When creating a credit sequence, Cooper says he considers budgetary constraints, the director's vision and the film's mood. To introduce the mood, Cooper selects sophisticated typographies and sets them in motion, synchronised to carefully chosen scores. Hence, the letters in the title Twister spin and fly in a simulated whirlwind. "They're extremely intricate," Cooper says of his sequences. "But more than anything, they elicit some kind of emotional response from the audience."

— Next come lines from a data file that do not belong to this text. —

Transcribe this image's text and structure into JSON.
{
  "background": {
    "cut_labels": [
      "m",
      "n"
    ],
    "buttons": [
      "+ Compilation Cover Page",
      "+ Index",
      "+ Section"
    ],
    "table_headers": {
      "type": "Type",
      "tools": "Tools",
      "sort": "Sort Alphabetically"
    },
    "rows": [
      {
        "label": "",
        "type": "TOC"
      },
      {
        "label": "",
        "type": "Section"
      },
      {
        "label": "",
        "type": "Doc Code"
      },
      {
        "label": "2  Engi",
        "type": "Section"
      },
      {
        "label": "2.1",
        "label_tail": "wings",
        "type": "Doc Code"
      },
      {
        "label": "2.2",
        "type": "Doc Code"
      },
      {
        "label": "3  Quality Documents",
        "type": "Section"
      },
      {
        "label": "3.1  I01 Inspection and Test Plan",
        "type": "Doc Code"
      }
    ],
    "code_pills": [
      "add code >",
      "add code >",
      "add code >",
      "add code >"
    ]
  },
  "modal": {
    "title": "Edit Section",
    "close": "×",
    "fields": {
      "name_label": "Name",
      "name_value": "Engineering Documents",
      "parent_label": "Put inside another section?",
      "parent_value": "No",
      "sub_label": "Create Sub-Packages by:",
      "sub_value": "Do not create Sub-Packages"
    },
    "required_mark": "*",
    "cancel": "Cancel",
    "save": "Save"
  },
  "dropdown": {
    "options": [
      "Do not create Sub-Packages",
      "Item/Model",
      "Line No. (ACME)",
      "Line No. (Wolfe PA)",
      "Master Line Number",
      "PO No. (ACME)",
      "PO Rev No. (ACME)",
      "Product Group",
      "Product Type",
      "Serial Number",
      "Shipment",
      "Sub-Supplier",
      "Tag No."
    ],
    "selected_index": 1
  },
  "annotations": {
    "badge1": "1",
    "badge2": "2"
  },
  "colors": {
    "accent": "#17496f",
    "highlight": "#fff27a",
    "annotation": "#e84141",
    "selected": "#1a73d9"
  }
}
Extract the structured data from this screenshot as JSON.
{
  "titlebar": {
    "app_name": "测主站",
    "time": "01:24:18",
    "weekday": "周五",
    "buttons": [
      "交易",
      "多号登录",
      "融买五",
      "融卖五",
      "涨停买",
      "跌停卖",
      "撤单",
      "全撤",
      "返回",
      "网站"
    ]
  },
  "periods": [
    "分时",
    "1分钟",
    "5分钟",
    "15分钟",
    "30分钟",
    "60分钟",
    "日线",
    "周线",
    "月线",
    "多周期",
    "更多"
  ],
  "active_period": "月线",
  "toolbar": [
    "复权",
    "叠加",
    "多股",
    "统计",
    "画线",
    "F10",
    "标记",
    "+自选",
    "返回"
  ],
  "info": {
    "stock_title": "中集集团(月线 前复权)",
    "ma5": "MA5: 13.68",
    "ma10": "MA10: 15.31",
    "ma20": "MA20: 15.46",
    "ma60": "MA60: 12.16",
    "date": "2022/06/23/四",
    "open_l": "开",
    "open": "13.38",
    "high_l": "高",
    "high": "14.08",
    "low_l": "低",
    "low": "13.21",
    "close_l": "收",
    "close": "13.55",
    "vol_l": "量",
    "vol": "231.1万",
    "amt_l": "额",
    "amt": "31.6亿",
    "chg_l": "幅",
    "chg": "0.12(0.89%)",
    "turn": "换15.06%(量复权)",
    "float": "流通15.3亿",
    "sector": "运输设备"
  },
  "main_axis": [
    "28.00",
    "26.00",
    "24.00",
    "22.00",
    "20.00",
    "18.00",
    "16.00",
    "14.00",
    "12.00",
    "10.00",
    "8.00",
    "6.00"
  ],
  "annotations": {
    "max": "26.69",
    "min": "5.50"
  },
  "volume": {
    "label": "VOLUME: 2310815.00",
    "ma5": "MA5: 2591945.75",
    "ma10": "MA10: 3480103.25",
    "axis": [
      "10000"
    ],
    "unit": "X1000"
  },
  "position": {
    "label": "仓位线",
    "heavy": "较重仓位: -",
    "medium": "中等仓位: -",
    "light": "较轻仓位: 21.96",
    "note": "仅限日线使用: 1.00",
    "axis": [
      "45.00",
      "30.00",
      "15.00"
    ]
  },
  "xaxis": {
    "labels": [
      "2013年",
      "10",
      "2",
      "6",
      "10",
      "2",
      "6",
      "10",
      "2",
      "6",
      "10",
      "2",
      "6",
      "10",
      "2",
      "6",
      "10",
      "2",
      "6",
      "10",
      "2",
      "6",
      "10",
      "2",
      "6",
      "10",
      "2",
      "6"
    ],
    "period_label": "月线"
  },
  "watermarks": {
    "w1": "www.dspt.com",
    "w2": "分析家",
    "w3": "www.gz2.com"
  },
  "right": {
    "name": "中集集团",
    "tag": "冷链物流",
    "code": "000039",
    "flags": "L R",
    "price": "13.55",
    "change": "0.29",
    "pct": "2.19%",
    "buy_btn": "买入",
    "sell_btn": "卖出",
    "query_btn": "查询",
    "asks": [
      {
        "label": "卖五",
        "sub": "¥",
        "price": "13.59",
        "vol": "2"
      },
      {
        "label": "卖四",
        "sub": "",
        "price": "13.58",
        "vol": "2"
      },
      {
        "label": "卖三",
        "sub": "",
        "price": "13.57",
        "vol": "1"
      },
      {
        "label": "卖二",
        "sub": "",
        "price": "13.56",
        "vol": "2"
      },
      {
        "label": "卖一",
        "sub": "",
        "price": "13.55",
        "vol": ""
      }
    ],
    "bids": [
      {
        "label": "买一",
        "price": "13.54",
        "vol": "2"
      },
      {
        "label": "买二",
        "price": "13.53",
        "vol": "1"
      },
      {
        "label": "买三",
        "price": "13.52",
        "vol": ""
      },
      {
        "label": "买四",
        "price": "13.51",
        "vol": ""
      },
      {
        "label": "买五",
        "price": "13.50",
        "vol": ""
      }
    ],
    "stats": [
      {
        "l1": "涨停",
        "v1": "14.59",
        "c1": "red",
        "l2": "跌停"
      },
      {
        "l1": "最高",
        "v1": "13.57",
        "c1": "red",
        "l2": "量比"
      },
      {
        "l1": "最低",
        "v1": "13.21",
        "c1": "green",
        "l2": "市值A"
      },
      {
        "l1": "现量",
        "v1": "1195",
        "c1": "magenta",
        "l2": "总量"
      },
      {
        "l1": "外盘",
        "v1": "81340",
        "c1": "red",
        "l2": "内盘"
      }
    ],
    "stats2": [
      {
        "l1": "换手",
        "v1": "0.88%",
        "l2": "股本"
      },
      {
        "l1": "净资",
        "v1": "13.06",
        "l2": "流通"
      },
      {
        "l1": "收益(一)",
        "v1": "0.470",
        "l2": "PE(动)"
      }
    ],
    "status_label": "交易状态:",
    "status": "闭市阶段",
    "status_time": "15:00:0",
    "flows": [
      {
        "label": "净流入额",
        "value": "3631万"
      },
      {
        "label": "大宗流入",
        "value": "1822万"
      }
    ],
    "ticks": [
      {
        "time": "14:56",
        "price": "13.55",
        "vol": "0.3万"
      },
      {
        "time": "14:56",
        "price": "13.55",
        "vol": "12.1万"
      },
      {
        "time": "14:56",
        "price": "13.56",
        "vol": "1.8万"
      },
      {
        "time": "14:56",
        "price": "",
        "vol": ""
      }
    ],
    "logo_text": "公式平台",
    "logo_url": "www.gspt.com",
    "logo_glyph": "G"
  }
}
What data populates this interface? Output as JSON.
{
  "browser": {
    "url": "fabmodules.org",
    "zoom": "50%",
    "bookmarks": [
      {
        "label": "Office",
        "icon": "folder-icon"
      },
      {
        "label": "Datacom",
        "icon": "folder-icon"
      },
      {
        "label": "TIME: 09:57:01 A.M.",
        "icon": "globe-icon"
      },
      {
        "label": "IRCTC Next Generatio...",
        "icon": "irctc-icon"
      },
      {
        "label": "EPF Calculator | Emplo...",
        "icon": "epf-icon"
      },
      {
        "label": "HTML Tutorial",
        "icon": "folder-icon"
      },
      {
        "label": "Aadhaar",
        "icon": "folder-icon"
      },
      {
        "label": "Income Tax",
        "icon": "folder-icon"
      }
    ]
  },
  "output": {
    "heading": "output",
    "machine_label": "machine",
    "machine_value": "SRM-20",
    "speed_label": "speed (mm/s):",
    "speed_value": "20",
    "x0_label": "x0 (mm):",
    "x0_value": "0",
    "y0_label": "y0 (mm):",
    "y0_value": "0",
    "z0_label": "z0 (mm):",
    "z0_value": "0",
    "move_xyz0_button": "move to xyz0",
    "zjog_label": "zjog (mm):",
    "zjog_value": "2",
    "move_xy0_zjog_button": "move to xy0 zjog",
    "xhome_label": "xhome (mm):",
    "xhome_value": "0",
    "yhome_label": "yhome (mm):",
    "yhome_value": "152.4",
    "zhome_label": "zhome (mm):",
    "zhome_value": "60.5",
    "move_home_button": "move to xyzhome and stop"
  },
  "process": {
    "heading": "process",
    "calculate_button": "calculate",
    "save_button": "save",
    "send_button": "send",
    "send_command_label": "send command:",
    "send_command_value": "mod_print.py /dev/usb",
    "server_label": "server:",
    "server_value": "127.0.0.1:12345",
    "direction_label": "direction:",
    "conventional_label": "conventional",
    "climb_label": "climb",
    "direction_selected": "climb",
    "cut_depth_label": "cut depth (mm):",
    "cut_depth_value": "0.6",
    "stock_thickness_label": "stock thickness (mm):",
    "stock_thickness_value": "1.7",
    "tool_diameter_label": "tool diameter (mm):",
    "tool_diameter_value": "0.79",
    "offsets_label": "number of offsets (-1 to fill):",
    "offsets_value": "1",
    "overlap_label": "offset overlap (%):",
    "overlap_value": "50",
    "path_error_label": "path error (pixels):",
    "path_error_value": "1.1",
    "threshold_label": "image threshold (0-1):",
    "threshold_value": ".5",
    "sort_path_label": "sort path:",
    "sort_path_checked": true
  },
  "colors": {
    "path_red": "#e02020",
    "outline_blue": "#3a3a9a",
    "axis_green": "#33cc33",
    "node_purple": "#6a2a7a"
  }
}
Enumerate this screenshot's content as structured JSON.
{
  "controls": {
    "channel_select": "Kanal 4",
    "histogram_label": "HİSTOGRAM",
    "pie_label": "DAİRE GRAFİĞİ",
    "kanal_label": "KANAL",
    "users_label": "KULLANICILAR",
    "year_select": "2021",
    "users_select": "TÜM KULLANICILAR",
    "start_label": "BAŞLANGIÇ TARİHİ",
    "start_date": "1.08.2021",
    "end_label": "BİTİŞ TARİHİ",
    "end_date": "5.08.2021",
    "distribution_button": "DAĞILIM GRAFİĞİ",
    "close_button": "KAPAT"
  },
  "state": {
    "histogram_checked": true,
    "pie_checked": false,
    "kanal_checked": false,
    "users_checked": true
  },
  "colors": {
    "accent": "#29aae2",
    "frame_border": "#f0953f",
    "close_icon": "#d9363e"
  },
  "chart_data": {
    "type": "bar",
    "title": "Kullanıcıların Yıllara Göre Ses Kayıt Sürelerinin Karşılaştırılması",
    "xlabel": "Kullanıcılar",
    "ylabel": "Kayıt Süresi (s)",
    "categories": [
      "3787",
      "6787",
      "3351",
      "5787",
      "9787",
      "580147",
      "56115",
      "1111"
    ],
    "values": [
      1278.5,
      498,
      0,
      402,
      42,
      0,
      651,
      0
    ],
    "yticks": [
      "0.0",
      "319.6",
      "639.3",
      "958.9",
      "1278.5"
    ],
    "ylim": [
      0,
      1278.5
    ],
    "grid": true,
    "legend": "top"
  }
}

The design for most of these sequences is manic, even fractured at times, as in the case of Se7en, or wildly self-replicating in The Island of Dr Moreau. The opening sequence of Se7en shows ominous images of razor blades, disfigured hands and washes of blood amidst the pages of a serial killer's scrapbook as he catalogues his crimes. Yet there is a simplicity in sequences like The Joy Luck Club which aptly illustrates a reflective mood. Other title sequences in this compilation are the kaleidoscopic Avengers, the eloquent Donnie Brasco, Sphere, Mimic, an explosive Mission Impossible, Nightwatch, the futurislic Gattaca and MIFF 1999 selection, Arlington Road.